Zhou é o mais proeminente membro do Politburo a ser alguma vez condenado por crimes desta gravidade, em seis décadas de vida do PCC. O seu julgamento segue-se ao processo mediático de Bo Xilai e à condenação por crimes de idêntica natureza de ministros, generais do Exército, CEO de empresas estatais, responsáveis provinciais da RPC e dezenas de milhares de dirigentes comunistas. Secretário da Comissão de Assuntos Jurídicos e Políticos do Politburo entre 2007 e 2012, Ministro da Segurança Pública desde 2002, Zhou foi um homem de confiança de Hu Jintao, presidindo ao vastíssimo sistema de segurança interna e de justiça da China.

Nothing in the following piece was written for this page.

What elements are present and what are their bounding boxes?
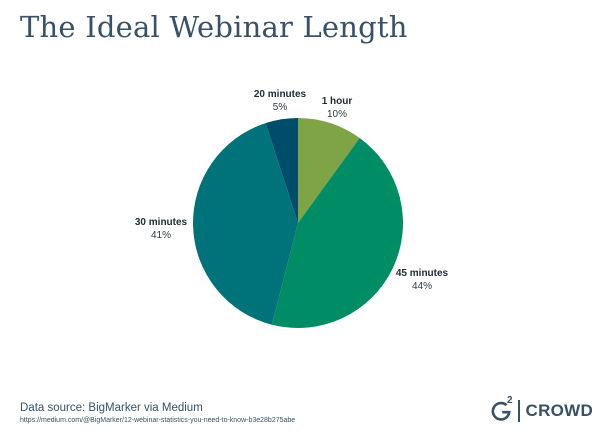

A sua condenação, a projecção pública interna que foi dada `a sentença, mostra que o regime quis fazer do caso ‘Zhou Yongkang’ um exemplo de que não recuará no propósito de punir ‘tigres e moscas’ (como Xi Jinping gosta de referir) por actos de indisciplina que atentem contra os interesses do Estado, a probidade no desempenho de funções públicas e a imagem interna e externa da China. Mas coloca, ao mesmo tempo, importantes incertezas.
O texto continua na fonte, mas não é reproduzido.